Kendini Feda Eden Amerikalı Anarşist’ten Mektup “Silahlanın”

Washington’da bir anarşist göçmenlerin kamplara kapatılmasına karşı gerçekleştirdiği silahlı eylemde hayatını kaybetti. 

13 Temmuz tarihinde, ABD İç Güvenlik Bakanlığı’na bağlı Tacoma Kuzeybatı Geri Gönderme Merkezi’ne yönelik sabotaj eylemi düzenleyen eylemci Amerikalı polis tarafından kurşunlanarak katledildi.

69 yaşındaki Willem Van Spronsen  göçmen hakları ve anti-faşist eylemlerden bilinen bir kişi.

Tacoma geri gönderme merkezinde göçmenlerin yaşadıkları kötü koşulları ve zorla geri gönderilmelerini sıkça protesto etmişti Van Spronsen. Ve hatta bu nedenle yargılanmıştı. 

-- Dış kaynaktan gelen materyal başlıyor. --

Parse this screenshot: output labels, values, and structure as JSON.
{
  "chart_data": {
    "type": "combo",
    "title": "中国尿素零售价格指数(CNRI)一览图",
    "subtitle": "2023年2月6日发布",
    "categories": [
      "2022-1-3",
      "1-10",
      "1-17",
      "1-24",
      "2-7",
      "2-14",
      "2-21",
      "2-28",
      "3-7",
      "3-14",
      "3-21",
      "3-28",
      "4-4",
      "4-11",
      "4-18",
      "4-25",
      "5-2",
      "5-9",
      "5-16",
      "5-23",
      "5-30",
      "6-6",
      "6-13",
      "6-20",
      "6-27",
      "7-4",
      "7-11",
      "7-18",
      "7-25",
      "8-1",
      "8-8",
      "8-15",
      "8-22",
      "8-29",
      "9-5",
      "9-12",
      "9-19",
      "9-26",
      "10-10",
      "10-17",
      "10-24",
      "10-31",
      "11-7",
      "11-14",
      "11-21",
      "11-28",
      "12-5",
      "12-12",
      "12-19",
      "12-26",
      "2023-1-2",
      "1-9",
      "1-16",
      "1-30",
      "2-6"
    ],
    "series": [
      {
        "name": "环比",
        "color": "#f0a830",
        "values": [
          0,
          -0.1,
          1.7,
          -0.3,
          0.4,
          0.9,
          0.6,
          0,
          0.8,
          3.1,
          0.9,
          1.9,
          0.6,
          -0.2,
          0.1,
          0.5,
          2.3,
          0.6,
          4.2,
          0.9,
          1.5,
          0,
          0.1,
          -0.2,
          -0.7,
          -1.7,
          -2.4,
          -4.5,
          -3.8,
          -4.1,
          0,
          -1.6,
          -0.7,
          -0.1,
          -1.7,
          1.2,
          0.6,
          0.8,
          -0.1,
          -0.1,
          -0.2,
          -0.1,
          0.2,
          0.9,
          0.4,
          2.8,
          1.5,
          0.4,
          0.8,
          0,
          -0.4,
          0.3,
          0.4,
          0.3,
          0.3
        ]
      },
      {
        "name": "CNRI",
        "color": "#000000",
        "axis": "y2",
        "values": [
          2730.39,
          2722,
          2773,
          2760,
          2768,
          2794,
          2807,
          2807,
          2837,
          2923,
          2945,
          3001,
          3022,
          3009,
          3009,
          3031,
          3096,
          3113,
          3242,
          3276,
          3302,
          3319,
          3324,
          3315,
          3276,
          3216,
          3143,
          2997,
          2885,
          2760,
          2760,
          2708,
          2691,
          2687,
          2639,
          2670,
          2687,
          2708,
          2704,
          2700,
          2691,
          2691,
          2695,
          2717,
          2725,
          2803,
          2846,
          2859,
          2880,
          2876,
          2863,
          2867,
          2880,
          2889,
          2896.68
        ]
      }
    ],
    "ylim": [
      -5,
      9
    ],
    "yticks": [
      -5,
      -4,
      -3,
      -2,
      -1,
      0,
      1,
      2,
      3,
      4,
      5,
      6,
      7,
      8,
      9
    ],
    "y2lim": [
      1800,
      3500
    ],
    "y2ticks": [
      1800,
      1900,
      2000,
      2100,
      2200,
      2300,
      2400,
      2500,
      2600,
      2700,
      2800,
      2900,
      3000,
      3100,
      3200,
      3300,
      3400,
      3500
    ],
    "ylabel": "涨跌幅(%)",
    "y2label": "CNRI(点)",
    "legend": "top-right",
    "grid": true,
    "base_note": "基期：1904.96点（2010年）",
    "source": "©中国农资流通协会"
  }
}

Göçmenlerin geri gönderilmesi amaçlı kullanılan otobüslerini ateşe vermeye çalışırken Spronsen’in dört polis tarafından aynı anda ateş açılarak katledildiği öğrenildi. 

Spronsen geride eylemini açıklayan bir mektup bıraktı:

“Yanlış var ve doğru var

Kötülüğün güçlerine karşı harekete geçme zamanı.

Kötülük, bir hayatın diğerinden daha az değerli olduğunu söylüyor.

Kötülük, buradaki amacımızın ticaret akışı olduğunu söylüyor.

Kötülük, daha önemsiz sayılan kişiler için toplama kamplarının gerekli olduğunu söylüyor.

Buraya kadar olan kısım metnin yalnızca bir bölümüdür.